Pelatihan ini tentu tidak bisa sekali dua kali, melainkan berjenjang dan bertahap dalam waktu tak sebentar sehingga hasilnya benar-benar menyajikan remaja siap berumah tangga di usia belia.

Jikalau pelatihan berat dilakukan, maka pencegahan agar tidak terjadi seks bebas yang seharusnya dilakukan. Bukan justru membiarkan seks bebasnya terjadi tapi dengan cara aman. Dan untuk inilah kekuatan paradigma berperan. Paradigma yang memandang seks bebas sebagai bagian dari kebebasan tingkah laku, akan konsen pada bagaimana seks bebas tetap bisa dilakukan secara aman. Tanpa peduli sudah memiliki pasangan secara legal ataukah belum.
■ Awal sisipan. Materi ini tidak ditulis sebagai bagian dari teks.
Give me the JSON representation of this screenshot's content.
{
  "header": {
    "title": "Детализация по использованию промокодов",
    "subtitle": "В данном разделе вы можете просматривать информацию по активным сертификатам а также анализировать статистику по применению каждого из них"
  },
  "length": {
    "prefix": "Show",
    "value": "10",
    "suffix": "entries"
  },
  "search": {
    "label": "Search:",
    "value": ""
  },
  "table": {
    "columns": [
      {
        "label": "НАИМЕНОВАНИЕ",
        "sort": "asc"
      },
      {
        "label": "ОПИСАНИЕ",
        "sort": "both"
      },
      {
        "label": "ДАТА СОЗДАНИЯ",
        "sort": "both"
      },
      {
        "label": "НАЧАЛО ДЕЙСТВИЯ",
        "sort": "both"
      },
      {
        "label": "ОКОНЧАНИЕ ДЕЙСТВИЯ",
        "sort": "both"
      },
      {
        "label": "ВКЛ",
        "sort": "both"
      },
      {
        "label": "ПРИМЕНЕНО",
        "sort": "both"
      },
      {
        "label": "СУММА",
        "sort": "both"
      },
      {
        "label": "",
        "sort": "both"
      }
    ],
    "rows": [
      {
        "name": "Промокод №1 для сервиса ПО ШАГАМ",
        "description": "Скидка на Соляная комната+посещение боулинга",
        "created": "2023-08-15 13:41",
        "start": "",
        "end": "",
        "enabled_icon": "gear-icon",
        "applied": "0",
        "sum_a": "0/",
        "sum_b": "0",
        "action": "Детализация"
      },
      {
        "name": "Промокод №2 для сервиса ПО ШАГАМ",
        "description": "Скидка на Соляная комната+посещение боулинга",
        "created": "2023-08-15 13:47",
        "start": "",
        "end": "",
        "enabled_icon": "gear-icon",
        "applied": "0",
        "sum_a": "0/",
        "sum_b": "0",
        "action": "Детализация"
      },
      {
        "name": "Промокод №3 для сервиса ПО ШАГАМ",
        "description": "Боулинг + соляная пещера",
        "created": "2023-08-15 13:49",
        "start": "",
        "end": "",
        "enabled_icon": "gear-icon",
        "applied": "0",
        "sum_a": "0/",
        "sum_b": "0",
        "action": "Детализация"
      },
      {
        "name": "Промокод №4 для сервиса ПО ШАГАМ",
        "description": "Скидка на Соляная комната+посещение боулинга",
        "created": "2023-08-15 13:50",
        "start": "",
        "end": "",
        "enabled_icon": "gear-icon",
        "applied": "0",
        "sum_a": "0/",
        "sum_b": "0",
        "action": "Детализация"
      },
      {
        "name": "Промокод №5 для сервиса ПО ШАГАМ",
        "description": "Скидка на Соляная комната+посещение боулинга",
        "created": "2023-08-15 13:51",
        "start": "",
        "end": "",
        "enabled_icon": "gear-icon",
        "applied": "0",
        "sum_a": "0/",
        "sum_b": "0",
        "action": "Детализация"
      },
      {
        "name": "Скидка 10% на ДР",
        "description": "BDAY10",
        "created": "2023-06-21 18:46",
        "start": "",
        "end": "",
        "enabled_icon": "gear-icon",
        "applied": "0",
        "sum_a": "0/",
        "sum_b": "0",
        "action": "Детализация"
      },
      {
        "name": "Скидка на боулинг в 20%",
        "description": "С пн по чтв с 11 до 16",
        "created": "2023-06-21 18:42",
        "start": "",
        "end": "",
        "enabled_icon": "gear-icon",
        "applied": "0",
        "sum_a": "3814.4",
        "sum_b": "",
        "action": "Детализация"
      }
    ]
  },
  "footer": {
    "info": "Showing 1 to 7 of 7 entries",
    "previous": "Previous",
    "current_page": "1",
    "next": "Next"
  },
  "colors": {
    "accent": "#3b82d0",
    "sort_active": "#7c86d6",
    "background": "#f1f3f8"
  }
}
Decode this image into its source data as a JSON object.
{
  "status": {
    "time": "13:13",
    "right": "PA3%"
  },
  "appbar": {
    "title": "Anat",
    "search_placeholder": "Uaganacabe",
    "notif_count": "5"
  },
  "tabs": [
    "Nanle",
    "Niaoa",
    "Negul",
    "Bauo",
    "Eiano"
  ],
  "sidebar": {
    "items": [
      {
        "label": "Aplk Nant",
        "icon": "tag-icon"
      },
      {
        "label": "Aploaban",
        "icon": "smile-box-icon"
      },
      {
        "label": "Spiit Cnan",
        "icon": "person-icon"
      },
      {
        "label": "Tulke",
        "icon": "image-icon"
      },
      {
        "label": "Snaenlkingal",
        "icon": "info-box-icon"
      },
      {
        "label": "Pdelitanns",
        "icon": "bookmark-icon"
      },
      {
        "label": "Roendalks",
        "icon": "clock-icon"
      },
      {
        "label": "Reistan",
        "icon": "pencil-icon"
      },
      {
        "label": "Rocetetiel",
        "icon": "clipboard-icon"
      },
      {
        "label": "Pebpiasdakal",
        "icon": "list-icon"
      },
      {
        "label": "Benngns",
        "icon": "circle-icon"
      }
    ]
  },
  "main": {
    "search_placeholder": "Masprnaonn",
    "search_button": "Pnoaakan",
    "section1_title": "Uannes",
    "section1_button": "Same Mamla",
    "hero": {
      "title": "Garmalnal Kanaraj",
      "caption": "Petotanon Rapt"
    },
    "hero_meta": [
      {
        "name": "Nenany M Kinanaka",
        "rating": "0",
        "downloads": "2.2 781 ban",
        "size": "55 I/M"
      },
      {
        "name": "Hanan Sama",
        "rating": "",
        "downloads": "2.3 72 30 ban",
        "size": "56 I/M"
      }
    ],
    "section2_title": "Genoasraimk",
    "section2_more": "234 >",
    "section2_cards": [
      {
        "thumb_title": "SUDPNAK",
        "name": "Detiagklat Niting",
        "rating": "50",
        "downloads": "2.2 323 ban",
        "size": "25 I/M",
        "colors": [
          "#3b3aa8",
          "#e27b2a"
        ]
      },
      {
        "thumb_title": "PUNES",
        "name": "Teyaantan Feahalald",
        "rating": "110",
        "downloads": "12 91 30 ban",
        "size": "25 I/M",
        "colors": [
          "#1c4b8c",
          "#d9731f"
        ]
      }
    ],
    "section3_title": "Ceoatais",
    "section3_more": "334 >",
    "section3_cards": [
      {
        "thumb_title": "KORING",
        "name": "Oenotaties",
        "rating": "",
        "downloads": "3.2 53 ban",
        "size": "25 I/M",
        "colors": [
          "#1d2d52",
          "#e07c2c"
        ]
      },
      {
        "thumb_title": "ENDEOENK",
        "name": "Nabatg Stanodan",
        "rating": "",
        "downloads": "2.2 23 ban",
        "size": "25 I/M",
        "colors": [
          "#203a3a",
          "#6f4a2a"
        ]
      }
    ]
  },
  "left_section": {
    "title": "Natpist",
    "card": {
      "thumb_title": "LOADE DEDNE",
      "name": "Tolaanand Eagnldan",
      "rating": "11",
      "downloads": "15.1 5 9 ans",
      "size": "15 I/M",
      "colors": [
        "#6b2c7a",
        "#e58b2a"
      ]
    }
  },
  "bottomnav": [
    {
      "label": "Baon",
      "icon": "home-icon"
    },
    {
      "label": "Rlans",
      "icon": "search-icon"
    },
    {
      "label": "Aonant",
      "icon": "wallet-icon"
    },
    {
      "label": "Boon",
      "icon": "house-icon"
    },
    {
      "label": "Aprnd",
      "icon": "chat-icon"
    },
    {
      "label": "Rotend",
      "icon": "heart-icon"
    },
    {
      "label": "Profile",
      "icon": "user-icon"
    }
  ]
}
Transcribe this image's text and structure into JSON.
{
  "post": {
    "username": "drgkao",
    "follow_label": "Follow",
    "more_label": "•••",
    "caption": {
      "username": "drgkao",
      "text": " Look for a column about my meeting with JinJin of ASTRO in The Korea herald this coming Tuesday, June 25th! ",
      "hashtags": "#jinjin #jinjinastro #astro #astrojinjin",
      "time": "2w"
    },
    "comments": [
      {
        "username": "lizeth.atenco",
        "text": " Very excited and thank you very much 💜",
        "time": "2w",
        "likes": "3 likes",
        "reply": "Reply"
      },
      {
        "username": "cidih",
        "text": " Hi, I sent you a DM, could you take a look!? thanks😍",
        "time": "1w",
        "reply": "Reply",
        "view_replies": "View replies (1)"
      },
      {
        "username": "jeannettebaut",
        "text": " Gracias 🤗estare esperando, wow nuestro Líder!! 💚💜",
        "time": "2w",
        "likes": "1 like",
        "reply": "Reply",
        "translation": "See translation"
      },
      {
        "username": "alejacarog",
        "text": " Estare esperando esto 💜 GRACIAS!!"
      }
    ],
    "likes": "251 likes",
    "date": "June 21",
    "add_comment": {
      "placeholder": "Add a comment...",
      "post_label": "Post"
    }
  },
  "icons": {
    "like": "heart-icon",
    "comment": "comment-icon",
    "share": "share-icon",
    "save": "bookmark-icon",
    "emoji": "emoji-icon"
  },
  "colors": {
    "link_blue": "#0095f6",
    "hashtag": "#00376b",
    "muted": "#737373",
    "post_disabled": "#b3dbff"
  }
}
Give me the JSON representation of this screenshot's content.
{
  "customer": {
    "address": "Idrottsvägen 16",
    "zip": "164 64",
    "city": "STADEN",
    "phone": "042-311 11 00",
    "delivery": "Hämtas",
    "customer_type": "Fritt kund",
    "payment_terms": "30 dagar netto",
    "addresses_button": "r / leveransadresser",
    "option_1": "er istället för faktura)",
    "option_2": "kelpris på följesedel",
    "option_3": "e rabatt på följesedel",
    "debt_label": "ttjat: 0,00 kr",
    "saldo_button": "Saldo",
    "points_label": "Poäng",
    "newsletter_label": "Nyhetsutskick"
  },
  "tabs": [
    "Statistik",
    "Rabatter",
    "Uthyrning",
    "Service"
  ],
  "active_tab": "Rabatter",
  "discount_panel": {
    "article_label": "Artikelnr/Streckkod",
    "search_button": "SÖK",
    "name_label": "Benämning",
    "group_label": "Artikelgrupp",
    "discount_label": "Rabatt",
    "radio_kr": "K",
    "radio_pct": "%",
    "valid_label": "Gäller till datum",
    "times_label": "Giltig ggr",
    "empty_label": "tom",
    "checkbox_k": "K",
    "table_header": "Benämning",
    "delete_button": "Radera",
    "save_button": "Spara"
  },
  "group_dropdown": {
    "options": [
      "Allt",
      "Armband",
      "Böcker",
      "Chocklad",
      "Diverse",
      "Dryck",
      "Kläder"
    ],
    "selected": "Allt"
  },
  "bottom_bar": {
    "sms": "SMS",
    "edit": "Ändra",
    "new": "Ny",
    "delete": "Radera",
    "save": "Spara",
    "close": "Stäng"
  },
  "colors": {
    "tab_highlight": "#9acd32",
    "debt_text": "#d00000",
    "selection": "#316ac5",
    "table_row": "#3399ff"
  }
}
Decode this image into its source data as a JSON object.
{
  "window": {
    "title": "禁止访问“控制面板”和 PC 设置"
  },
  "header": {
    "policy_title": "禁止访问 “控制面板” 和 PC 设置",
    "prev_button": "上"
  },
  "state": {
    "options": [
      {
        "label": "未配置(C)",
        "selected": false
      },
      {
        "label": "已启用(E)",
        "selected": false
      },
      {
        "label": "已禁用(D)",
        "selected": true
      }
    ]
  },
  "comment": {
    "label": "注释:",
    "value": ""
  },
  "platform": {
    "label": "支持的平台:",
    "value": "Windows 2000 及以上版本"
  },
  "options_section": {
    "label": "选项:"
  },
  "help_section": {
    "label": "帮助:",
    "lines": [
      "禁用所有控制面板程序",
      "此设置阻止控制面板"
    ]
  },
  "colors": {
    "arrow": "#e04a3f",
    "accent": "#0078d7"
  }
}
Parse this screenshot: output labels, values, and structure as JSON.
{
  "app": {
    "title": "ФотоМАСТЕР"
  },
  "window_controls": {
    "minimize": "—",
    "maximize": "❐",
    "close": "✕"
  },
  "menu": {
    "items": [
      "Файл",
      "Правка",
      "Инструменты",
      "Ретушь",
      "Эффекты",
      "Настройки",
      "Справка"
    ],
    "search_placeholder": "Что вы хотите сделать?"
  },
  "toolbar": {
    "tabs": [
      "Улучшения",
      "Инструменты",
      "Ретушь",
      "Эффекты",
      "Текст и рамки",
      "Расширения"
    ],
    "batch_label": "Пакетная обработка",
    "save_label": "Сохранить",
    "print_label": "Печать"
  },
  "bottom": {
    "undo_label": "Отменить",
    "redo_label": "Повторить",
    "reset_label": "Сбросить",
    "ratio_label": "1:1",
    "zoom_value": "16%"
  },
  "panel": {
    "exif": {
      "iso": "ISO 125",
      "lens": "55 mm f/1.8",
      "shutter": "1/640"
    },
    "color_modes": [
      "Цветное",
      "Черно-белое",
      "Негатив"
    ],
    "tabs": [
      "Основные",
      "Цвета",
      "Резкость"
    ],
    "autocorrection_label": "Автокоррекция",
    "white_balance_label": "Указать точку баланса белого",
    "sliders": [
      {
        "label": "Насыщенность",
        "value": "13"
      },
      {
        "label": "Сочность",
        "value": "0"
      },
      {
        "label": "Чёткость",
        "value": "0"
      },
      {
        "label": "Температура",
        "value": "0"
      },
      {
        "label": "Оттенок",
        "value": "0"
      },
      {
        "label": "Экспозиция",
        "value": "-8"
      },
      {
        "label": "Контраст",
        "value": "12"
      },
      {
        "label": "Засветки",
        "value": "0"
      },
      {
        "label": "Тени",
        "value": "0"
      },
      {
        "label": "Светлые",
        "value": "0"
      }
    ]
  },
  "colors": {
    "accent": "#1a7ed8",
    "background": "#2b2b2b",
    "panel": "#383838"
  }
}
Sebaliknya, paradigma yang memandang seks bebas adalah kemaksiatan, maka akan bersungguh-sungguh bagaimana caranya agar perbuatan itu dapat dihentikan, dicegah, dan diberikan sanksi bagi yang tetap melanggar. Dan paradigma seperti ini hanya dimiliki oleh Islam. Sebagai agama sempurna, Islam akan mencegah seks bebas melalui penerapan sistem pergaulan Islam. Tidak akan diberi celah pintu apapun yang mendekati zina.

Pendidikan akan diarahkan membangun takwa individu. Interaksi masyarakat akan diarahkan pada pemahaman relasi laki-laki dan perempuan sesuai kepentingan, bukan berdasarkan kacamata feminitas atau maskulinitas yang mengedepankan nafsu semata. Hukum akan memberikan pengarahan tentang aturan-aturan terkait zina dan negara membuat kebijakan mematikan apa saja yang memantik api pergaulan bebas. Entah itu di iklan, situs media, percakapan guyonan, dll. Masyarakat dibuat saling peduli, mengingatkan satu sama lain.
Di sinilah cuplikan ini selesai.